Nietzsche opposait les figures d’Apollon et de Dionysos comme l’équilibre et l’harmonie sereine du premier face à l’excès et à la force déchaînée du second. Cette comparaison peut nous aider à établir un parallèle avec la Renaissance et le mouvement artistique ultérieur, le Baroque. Ce qui était sérénité et équilibre dans l’art de la Renaissance deviendra mouvement, émotion et passion dans l’art baroque. C’est peut-être pour cette raison que Dionysos est l’un des dieux préférés de l’art baroque, associé au vin, à la frénésie et à l’ivresse.
Parmi ses représentations, nous pouvons mettre en avant celles de trois grands maîtres de la peinture : Velázquez, Caravage et Rubens. Le tableau « Les buveurs ou le triomphe de Bacchus » de Velázquez montre le dieu entouré de gens du peuple, qui, joyeux et le visage rougi par l’alcool, regardent le spectateur, le rendant partie prenante de leur joie éthylique. Dans ce cas, comme c’est souvent le cas avec les œuvres mythologiques du brillant peintre sévillan, le dieu se distingue du reste des personnages, sa couleur est plus pâle et plus brillante, comme irradiante, et il n’affiche pas de signes évidents d’ivresse.
Caravage, en revanche, peint le dieu avec ces signes, un visage légèrement rougi et des yeux mi-clos. Dans un autre tableau, il pousse ce traitement de la démystification à l’extrême ; c’est le tableau de « Bacchus malade », où l’on peut voir le pauvre dieu pâle, avec une teinte presque verdâtre, des cernes sous les yeux et des lèvres blanches, victime de la gueule de bois provoquée par les effets du vin.
Enfin, le Bacchus de Rubens, le plus proche de la caricature.
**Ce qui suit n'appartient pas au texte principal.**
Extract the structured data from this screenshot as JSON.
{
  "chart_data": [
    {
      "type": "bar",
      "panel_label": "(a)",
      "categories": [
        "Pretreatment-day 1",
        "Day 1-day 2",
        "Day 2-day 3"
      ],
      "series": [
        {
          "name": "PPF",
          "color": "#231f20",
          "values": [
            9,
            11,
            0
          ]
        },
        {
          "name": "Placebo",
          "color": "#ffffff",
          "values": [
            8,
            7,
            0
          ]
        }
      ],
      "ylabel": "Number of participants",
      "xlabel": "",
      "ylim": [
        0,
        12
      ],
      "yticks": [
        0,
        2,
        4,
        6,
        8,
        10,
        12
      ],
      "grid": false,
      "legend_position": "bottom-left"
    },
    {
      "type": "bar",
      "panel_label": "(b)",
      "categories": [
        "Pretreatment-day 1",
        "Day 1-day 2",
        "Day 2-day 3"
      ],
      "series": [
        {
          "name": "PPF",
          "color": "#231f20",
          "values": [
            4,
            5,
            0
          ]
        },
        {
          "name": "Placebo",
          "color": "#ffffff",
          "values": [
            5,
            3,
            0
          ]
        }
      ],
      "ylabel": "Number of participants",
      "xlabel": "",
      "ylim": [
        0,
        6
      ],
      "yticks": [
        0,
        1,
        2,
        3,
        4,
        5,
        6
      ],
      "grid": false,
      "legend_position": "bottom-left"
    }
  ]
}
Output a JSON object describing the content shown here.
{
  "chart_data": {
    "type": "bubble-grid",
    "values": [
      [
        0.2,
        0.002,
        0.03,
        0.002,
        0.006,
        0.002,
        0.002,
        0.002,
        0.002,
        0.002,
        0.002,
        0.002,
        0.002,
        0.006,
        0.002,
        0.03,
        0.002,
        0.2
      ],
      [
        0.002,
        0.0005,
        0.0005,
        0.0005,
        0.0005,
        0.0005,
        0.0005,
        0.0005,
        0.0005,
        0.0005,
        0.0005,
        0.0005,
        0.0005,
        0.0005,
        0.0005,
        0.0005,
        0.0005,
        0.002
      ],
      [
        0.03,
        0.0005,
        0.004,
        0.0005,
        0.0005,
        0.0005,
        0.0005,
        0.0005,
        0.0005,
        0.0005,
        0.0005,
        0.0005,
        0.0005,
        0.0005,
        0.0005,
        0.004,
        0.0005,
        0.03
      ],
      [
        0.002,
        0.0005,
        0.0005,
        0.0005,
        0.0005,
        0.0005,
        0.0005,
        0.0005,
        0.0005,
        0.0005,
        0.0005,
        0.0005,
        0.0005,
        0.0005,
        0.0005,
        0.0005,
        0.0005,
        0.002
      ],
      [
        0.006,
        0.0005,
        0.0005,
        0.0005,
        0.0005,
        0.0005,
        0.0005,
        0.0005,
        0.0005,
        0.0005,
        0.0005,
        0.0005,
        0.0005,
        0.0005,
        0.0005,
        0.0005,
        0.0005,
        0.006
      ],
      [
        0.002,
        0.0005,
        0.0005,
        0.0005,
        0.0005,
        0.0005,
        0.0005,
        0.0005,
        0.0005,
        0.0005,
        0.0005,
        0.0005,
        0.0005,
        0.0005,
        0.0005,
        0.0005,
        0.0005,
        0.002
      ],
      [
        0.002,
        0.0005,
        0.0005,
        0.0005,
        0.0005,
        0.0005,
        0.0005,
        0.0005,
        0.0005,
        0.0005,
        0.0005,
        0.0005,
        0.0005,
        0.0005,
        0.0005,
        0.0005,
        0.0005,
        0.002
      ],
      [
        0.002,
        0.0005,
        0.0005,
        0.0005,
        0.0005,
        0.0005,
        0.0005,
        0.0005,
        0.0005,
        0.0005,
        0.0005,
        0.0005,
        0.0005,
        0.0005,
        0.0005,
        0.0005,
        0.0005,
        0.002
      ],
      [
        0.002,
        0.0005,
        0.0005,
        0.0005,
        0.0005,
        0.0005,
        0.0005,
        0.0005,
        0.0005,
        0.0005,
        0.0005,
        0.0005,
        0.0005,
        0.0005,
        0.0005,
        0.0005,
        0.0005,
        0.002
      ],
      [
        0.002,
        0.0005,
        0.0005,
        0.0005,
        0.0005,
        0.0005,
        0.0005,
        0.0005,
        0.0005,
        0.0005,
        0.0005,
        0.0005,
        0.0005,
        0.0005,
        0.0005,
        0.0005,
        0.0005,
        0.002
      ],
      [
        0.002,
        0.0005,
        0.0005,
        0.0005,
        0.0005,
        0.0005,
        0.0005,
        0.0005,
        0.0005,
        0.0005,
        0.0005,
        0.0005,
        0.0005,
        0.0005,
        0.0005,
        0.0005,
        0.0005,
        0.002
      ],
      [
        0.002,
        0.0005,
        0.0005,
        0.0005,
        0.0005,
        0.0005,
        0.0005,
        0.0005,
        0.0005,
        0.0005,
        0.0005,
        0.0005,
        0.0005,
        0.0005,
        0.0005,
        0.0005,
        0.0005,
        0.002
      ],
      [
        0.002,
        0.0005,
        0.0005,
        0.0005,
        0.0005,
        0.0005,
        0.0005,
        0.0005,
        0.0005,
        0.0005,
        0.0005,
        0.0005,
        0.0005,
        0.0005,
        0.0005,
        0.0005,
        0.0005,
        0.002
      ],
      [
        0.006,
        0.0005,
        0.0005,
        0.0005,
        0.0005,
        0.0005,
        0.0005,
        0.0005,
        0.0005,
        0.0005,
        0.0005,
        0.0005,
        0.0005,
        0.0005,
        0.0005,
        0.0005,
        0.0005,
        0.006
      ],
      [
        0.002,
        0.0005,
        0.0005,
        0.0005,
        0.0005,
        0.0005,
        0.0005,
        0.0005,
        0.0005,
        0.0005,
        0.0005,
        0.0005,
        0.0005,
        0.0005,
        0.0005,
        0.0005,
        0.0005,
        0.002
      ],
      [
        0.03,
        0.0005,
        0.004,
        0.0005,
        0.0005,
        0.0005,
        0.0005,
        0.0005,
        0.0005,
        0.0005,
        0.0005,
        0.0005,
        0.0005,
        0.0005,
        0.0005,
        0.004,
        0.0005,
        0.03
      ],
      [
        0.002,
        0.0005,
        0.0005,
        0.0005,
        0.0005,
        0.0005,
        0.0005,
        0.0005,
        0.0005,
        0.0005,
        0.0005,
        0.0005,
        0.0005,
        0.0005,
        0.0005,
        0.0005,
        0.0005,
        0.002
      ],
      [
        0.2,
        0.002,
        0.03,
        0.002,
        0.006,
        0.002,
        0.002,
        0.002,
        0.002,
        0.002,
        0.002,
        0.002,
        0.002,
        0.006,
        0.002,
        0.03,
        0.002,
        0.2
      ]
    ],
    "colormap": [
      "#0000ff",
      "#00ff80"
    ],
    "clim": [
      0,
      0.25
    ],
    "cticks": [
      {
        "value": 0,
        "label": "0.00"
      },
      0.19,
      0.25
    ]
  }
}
Fidèle à son style, le peintre flamand représente le dieu bien en chair, avec un satyre derrière lui et une lionne à ses pieds.
En conclusion de tout cela, nous pourrions mentionner le film Fantasia, dans lequel, accompagnant la Pastorale de Beethoven, Disney présente Bacchus comme un dieu obèse chevauchant un âne-licorne. C’est peut-être le meilleur résumé de la manière dont l’image de ce dieu complexe s’est inscrite dans l’imaginaire populaire, en oubliant les anciennes représentations du dieu.
En guise de conclusion, nous pouvons souligner que Dionysos est l’un des dieux les plus explorés par l’art européen, et en même temps l’un des plus mal compris et maltraités. Il est difficile de comprendre la signification profonde qu’il avait dans la Grèce antique, ainsi que celle de ses mystères, et son image nous est parvenue assez déformée. Il vaut la peine de retracer les anciens mythes et de s’arrêter aux anciens fragments de poterie ou aux images énigmatiques de la Villa des Mystères, en essayant d’intuiter le sens ancien du sacré qui y est caché.